Paris : Cerf, 1993
Auteur : Bernard SARRAZIN
Ce livre original et passionnant pour qui s’intéresse aux multiples reprises culturelles de la Bible dans le monde contemporain s’inscrit dans la ligne des travaux de Northop Frye ou de Jean-Pierre Jossua sur l’influence des récits bibliques dans les fictions poétiques et littéraires. L’ouvrage se présente comme une anthologie de textes d’auteurs aussi divers que Woody Allen, Georges Bernanos, Jorge Luis Borges, Cavanna, Alfred Jarry, Kafka, Kierkegaard, Michel Leiris, Thomas Mann, Marcel Proust, Michel Tournier, Alfred de Vigny etc... Avec les défauts de ce genre littéraire : diversité des écritures et des problématiques, lectures fragmentées et narrrations forcément incomplètes.
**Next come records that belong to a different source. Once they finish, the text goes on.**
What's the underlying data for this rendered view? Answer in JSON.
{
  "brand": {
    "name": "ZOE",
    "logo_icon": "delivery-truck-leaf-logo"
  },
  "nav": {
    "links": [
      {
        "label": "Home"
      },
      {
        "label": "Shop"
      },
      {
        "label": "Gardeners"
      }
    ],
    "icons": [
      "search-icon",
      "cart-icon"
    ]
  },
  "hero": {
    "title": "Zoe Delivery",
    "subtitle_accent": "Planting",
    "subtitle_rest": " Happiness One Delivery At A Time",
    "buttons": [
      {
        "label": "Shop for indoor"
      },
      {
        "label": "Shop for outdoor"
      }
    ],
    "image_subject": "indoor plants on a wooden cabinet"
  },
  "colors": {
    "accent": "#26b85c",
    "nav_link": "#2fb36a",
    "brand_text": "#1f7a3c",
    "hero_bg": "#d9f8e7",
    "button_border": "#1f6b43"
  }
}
L’a. a toutefois opéré une judicieuse sélection (les modernes prennent le pas sur les classiques) dans la mesure où les textes retenus viennent appuyer une thèse intéressante, très finement exposée au début de l’ouvrage : une lecture strictement historique ou exclusivement confessante de la Bible ne suffit plus à inspirer la création culturelle contemporaine. Par contre une autre lecture, dialogique ou intertextuelle, que l’a., à la suite de Michel de Certeau appelle braconnage , permet de redonner goût à la Bible au lecteur (et peut-être aussi au croyant) moderne. Par là l’a. réhabilite l’imaginaire et se situant clairement du côté du sujet parlant, écrivant, lisant. Il esquisse ainsi, à la suite des pragmaticiens, et du linguiste Bakhtine une "esthétique de la réception" qui dépasse les apories des lectures historico-critique ou structurales de la Bible, qui ne se situent pas assez "du côté du lecteur".
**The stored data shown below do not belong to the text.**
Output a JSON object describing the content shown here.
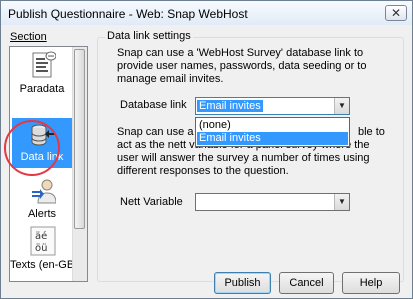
{
  "window": {
    "title": "Publish Questionnaire - Web: Snap WebHost",
    "close_glyph": "✕"
  },
  "section": {
    "label": "Section",
    "items": [
      {
        "label": "Paradata",
        "icon": "clipboard-icon"
      },
      {
        "label": "Data link",
        "icon": "database-link-icon",
        "selected": true
      },
      {
        "label": "Alerts",
        "icon": "alert-person-icon"
      },
      {
        "label": "Texts (en-GB)",
        "icon": "text-characters-icon"
      }
    ]
  },
  "group": {
    "title": "Data link settings",
    "para1": "Snap can use a 'WebHost Survey' database link to provide user names, passwords, data seeding or to manage email invites.",
    "para2_visible_start": "Snap can use a",
    "para2_visible_end": "ble to",
    "para2_line2": "act as the nett variable for a panel survey where the",
    "para2_line3": "user will answer the survey a number of times using",
    "para2_line4": "different responses to the question.",
    "database_link": {
      "label": "Database link",
      "value": "Email invites",
      "options": [
        "(none)",
        "Email invites"
      ],
      "selected_index": 1
    },
    "nett_variable": {
      "label": "Nett Variable",
      "value": ""
    }
  },
  "buttons": {
    "publish": "Publish",
    "cancel": "Cancel",
    "help": "Help"
  }
}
On pourrait craindre que ce type d’approche aboutisse à une dérive esthétisante ou "imaginante", la Bible n’étant finalement plus que le prétexte d’une création culturelle autonome et résolument non confessante. Mais l’a., qui a parfaitement sû cadrer son sujet, le replace à l’intérieur d’une théorie du texte qui prend en compte les acquis de l’exégèse biblique : la lecture dialogique , la parodie et la réécriture fantastique se situent aussi du côté du texte biblique (est-ce un hasard si les grands textes "mythiques" de la Bible comme Gn 1-11, Gn 32, Job, Judith etc. ont si fréquemment inspiré peintres, poètes et écrivains ?). A la clôture du Canon biblique s’oppose une "oeuvre ouverte" selon l’heureuse expression de Umberto Eco. Lue et relue dans cette perspective, la Bible devient un véritable palimpseste.
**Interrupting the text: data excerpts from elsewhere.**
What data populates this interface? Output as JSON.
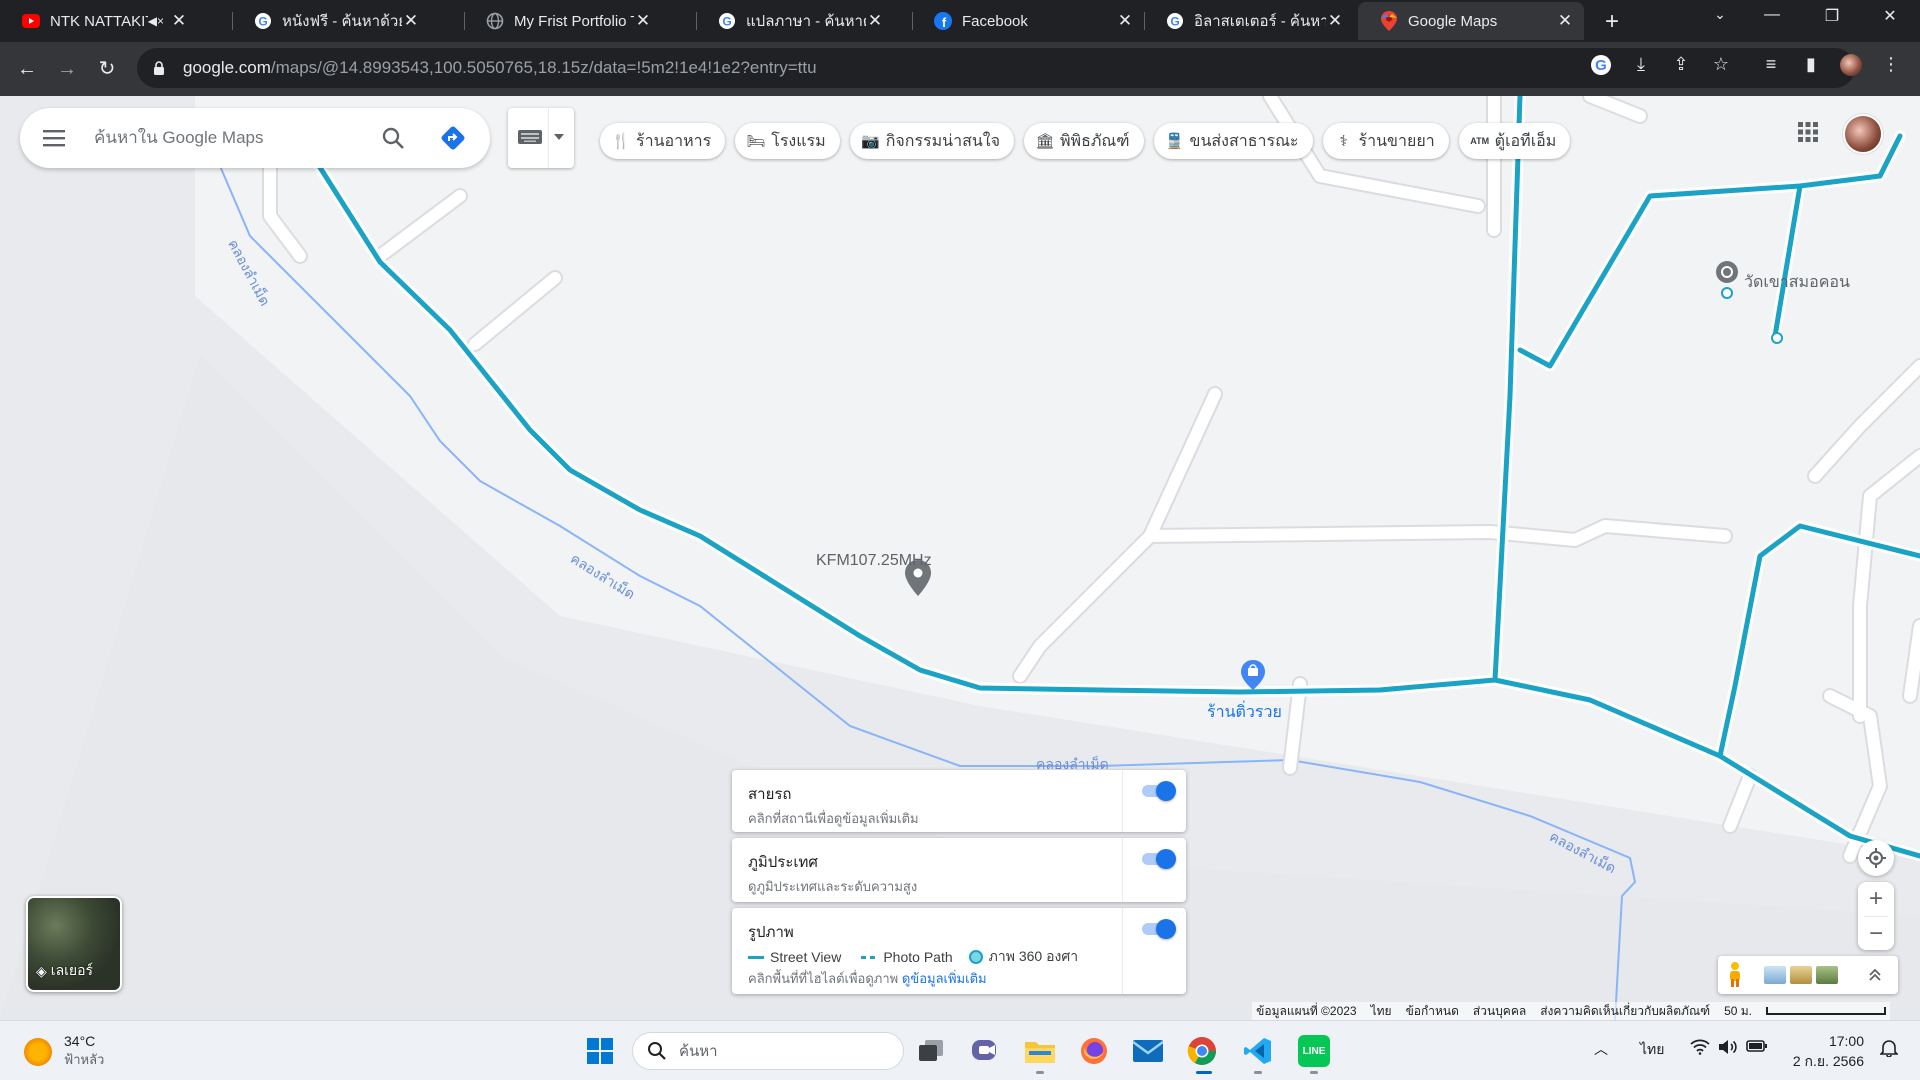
{
  "tabs": [
    {
      "title": "NTK NATTAKIT - Y",
      "icon": "youtube-icon"
    },
    {
      "title": "หนังฟรี - ค้นหาด้วย Goo",
      "icon": "google-icon"
    },
    {
      "title": "My Frist Portfolio Tem",
      "icon": "globe-icon"
    },
    {
      "title": "แปลภาษา - ค้นหาด้วย Go",
      "icon": "google-icon"
    },
    {
      "title": "Facebook",
      "icon": "facebook-icon"
    },
    {
      "title": "อิลาสเตเตอร์ - ค้นหาด้วย",
      "icon": "google-icon"
    },
    {
      "title": "Google Maps",
      "icon": "google-maps-icon"
    }
  ],
  "address": {
    "host": "google.com",
    "path": "/maps/@14.8993543,100.5050765,18.15z/data=!5m2!1e4!1e2?entry=ttu"
  },
  "search": {
    "placeholder": "ค้นหาใน Google Maps"
  },
  "chips": [
    {
      "label": "ร้านอาหาร",
      "icon": "restaurant-icon"
    },
    {
      "label": "โรงแรม",
      "icon": "hotel-icon"
    },
    {
      "label": "กิจกรรมน่าสนใจ",
      "icon": "camera-icon"
    },
    {
      "label": "พิพิธภัณฑ์",
      "icon": "museum-icon"
    },
    {
      "label": "ขนส่งสาธารณะ",
      "icon": "transit-icon"
    },
    {
      "label": "ร้านขายยา",
      "icon": "pharmacy-icon"
    },
    {
      "label": "ตู้เอทีเอ็ม",
      "icon": "atm-icon"
    }
  ],
  "map": {
    "places": {
      "radio": "KFM107.25MHz",
      "shop": "ร้านติ่วรวย",
      "temple": "วัดเขาสมอคอน"
    },
    "canal": "คลองลำเม็ด",
    "colors": {
      "street_view": "#1aa3c4",
      "canal": "#8ab4f8",
      "road": "#ffffff"
    }
  },
  "layer_panel": {
    "transit": {
      "title": "สายรถ",
      "desc": "คลิกที่สถานีเพื่อดูข้อมูลเพิ่มเติม",
      "on": true
    },
    "terrain": {
      "title": "ภูมิประเทศ",
      "desc": "ดูภูมิประเทศและระดับความสูง",
      "on": true
    },
    "photos": {
      "title": "รูปภาพ",
      "legend_street_view": "Street View",
      "legend_photo_path": "Photo Path",
      "legend_360": "ภาพ 360 องศา",
      "desc_prefix": "คลิกพื้นที่ที่ไฮไลต์เพื่อดูภาพ",
      "desc_link": "ดูข้อมูลเพิ่มเติม",
      "on": true
    }
  },
  "layers_button": {
    "label": "เลเยอร์"
  },
  "attribution": {
    "map_data": "ข้อมูลแผนที่ ©2023",
    "language": "ไทย",
    "terms": "ข้อกำหนด",
    "privacy": "ส่วนบุคคล",
    "feedback": "ส่งความคิดเห็นเกี่ยวกับผลิตภัณฑ์",
    "scale": "50 ม."
  },
  "taskbar": {
    "weather_temp": "34°C",
    "weather_cond": "ฟ้าหลัว",
    "search_placeholder": "ค้นหา",
    "language": "ไทย",
    "time": "17:00",
    "date": "2 ก.ย. 2566"
  }
}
Autre qualité de l’ouvrage à la frontière entre l’exégèse biblique et la littérature moderne : il nous offre des pistes nouvelles pour interpréter et comprendre l’art contemporain, qui s’inspire également fréquemment de la Bible, mais d’une manière tout aussi hétérodoxe que la littérature. Entre une lecture distranciée (historique ou culturelle) et une lecture de proximité (confessante et ecclésiale) de la Bible, il existerait donc bien une troisième voie possible qui serait une lecture "hétérologique" : lecture à la fois folklorique et théologique, autonome et hétéronome, athée et croyante. Un ouvrage de qualité pour qui s’intéresse aux approches plurielles de l’Ecriture.